In less than a month crude oil, which some saw hitting $200 a barrel by year-end, has plunged $32 but a rebound could happen, for example, over the Iranian nuclear crisis, analysts say. From a record-high $147.27 on July 11, the New York futures contract slid to about $115 on Friday, losing almost 22 per cent in the course of four weeks.

In its wake, most other commodity prices, which were driven higher by the oil market surge, have fallen from their peaks.

An ounce of gold has dropped to $800 from $1,000; farm commodity prices are between 25pc and 40pc lower and petrol prices have dropped about 6pc.

“Oil is at a tipping point. It is an exaggeration to cry that a bubble has burst. It is a break, Oil market was not in a bubble.”

For James Williams at WTRG Energy, the law of supply and demand reins.

“The market is simple reflecting the fundamentals of supply and demand. Markets participants are considering the world slowdown, the deterioration in expectations for the growth worldwide,” Williams said.

The slowdown in economic growth has a significant impact on energy consumption, analysts say.

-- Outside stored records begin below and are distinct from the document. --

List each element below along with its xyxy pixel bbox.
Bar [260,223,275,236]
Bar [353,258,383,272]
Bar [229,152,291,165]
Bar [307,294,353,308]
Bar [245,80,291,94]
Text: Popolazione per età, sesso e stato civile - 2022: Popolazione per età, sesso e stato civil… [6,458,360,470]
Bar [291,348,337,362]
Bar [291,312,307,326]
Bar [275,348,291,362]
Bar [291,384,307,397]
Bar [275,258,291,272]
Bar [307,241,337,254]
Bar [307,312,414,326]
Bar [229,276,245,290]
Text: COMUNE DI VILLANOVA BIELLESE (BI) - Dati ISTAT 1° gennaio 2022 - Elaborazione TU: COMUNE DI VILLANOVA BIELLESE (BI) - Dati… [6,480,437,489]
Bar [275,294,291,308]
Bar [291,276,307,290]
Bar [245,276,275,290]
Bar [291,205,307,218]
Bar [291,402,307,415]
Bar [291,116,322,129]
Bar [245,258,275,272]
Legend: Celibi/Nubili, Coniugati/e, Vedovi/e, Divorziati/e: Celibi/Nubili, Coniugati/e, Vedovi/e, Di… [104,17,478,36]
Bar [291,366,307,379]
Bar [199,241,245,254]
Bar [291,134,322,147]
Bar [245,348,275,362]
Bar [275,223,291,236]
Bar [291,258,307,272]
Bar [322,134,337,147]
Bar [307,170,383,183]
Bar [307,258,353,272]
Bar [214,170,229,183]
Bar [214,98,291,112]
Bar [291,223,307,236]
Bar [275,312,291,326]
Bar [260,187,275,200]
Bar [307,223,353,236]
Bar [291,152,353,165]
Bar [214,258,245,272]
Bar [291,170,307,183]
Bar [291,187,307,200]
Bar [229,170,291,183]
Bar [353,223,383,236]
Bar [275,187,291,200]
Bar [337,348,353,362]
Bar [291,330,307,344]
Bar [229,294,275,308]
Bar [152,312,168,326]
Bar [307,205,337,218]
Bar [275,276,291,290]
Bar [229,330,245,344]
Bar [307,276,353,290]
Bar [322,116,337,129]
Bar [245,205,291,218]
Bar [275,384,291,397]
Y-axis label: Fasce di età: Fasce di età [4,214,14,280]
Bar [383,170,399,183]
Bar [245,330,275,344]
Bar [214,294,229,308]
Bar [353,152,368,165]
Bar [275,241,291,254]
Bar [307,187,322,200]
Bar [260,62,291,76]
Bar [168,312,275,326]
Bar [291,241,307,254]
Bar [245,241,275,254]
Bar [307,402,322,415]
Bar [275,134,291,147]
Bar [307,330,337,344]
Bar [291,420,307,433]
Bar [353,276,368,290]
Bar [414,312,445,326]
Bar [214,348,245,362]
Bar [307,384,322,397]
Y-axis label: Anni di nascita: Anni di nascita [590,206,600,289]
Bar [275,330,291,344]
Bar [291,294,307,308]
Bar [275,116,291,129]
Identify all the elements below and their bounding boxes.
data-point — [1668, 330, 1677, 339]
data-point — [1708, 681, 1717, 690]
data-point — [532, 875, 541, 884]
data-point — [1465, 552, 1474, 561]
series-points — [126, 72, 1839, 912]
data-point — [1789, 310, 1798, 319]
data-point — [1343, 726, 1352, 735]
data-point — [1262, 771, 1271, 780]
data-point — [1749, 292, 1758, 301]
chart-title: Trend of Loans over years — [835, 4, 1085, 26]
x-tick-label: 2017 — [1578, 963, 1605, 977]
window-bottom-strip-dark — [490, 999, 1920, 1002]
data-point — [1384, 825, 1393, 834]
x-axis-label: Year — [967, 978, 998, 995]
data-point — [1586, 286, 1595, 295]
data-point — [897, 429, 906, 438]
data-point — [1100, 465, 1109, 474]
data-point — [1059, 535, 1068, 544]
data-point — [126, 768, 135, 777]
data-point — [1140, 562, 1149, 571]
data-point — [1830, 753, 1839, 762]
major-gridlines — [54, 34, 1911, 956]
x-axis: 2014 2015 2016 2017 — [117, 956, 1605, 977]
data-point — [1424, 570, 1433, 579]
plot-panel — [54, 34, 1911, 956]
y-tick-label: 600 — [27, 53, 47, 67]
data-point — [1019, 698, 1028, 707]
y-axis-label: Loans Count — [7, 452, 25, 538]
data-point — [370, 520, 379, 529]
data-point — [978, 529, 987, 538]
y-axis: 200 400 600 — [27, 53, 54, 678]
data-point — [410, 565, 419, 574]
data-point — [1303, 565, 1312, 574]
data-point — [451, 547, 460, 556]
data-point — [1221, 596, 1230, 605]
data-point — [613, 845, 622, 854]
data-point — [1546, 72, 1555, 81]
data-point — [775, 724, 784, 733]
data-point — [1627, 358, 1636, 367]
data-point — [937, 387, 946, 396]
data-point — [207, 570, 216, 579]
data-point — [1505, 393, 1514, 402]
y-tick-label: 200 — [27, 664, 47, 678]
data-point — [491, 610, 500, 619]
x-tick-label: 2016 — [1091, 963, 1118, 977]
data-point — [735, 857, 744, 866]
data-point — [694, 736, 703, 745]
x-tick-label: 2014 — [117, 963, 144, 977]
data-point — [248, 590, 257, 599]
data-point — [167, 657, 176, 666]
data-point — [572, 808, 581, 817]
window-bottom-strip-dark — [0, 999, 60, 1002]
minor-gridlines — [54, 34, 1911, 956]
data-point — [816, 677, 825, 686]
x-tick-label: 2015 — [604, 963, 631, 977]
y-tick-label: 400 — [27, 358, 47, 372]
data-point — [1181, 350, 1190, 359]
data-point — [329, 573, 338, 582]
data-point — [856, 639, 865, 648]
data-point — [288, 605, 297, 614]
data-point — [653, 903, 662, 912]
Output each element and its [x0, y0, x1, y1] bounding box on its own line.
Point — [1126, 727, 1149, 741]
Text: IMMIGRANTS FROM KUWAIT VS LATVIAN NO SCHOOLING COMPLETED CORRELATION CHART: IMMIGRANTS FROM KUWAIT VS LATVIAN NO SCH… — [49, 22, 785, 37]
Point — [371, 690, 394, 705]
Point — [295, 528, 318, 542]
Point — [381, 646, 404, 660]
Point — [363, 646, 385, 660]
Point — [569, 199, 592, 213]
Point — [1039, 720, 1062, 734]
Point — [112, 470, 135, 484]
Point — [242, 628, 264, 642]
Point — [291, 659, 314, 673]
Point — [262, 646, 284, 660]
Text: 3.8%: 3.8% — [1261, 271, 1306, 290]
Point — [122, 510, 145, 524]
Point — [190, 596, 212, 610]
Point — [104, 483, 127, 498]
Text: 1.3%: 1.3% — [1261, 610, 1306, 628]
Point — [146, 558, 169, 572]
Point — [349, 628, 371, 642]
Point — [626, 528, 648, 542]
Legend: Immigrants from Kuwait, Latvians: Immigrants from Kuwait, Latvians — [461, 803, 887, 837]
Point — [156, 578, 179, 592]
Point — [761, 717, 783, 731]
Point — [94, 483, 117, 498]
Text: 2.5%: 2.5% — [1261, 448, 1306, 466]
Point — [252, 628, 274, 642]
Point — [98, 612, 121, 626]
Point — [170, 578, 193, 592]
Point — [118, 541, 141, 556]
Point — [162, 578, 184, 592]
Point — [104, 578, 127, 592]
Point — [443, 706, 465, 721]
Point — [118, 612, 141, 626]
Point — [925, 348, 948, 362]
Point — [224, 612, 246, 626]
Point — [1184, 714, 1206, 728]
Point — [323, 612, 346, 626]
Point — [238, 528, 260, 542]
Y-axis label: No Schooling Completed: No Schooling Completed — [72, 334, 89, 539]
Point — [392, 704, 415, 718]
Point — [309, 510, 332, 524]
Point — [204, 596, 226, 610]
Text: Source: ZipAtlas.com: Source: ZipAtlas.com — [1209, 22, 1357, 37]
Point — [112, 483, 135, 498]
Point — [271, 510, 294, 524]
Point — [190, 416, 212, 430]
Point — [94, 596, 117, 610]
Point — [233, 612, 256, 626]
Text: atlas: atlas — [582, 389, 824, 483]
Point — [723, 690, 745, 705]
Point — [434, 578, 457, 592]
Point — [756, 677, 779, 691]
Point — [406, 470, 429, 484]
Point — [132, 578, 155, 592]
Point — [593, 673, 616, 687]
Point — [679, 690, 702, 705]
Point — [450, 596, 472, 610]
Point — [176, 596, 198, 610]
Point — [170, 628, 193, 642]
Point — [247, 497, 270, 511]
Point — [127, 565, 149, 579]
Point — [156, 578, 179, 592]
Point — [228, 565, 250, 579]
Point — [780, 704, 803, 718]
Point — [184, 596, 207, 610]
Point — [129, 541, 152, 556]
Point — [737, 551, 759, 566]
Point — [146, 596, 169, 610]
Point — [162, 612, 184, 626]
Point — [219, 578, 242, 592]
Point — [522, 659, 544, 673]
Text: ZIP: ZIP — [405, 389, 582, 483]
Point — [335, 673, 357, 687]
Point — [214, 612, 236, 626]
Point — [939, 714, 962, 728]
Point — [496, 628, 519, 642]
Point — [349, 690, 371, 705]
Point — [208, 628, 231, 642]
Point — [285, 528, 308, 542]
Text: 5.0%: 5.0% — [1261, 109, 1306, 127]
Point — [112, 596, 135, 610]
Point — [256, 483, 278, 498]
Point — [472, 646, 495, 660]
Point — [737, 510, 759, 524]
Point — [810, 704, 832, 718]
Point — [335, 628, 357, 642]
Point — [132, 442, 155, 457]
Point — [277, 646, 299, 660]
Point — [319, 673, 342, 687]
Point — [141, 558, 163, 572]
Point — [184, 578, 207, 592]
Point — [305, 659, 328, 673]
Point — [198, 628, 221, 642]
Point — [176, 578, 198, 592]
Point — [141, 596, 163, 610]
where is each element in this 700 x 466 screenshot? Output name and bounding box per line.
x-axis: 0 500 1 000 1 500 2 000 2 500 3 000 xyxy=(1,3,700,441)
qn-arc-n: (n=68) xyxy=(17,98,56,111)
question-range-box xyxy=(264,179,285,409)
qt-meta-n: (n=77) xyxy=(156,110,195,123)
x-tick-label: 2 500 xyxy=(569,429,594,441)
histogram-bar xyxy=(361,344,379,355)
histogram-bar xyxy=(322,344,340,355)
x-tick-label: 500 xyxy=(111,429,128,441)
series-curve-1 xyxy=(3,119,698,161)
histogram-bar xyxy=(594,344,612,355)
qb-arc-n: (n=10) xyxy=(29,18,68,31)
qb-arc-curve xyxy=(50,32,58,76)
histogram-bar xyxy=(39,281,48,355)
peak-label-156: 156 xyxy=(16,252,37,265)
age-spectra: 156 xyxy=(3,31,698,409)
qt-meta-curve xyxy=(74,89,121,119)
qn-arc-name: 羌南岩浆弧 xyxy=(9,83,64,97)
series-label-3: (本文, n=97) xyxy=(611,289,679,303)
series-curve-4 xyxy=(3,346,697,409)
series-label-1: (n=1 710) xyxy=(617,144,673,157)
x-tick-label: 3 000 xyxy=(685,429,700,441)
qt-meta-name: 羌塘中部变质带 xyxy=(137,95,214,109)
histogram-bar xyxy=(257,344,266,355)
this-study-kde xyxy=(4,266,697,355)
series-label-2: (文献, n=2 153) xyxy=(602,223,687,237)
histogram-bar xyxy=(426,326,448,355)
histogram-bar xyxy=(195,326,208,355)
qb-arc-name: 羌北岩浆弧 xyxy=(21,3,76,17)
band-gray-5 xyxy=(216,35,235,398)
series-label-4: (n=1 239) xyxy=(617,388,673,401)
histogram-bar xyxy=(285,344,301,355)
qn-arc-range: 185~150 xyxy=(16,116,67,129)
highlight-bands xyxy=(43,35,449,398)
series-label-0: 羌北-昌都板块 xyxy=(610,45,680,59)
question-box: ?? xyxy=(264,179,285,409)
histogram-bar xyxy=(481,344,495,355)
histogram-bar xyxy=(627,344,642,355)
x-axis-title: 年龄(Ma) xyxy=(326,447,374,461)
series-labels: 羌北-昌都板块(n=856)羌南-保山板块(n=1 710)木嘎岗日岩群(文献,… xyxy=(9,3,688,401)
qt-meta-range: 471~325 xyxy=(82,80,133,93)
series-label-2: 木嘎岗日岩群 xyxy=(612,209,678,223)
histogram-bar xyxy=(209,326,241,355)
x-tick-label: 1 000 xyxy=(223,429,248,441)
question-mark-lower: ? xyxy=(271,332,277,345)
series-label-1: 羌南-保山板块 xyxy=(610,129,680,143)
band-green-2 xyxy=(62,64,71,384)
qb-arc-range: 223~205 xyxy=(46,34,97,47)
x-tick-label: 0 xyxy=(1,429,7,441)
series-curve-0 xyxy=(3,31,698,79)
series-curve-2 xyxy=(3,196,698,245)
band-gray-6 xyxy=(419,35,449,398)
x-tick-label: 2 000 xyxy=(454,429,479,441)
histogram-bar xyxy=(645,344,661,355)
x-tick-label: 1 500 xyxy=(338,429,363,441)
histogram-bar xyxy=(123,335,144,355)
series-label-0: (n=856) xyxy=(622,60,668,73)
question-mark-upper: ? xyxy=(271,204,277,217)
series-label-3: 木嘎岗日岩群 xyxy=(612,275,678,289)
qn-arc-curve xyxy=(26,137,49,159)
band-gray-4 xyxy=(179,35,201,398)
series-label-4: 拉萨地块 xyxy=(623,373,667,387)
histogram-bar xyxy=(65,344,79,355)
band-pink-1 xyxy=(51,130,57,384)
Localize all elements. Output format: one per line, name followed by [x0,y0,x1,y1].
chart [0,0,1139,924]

A case in point is US drivers, known as huge consumers of petrol, drove a third less in May compared with a year ago. Motor fuel consumption fell more than 2pc.

This trend is expected to extend to the emerging market countries where the increasing weakening of fuel subsidies is going to force consumers to fill up their tanks less.

By contrast, petroleum inventories which had slumped early in the year, are rebuilding. The world’s largest energy consumer, the US, has witnessed an increase in its crude oil reserves in recent weeks.

“When investors realised how much demand was increasing, they bid up prices. and when they realised how much inflation was increasing … they bid up prices further.”

“Now growth rates are declining throughout the world, the market overreacts to that, too”.

Swept up in the record run-up of oil prices, analysts had revised upward their this year’s price forecasts, with some talking about $200 a barrel in the next six months.

Those scenarios, disastrous for the world economy, have been replaced by a more modest range: between $80 and $110 a barrel at the end of the year. But a return to the forefront of problems with energy supplies could once again send prices skyward, analysts warn.

They point notably to the escalating tensions between the US and Iran over Tehran’s nuclear program, which could threaten overstretched global supplies, Antoine Halff of Newedge Group says.

Iran, the second-largest oil producer in Opec, has warned that it would shut the Strait of Hormuz, where 40pc of the world’s oil exports transit, if its interests are threatened.

The explosion of growth in the Chinese and Indian economies and a rebound in growth in the industrialized countries in 2009 could also stoke demand, pushing up prices.

“You should convince millions of Chinese and Indians, who are willing to live an American way of life, that they don’t have to buy cars, they don’t need (a) fridge,” MF Global’s John Kilduff joked.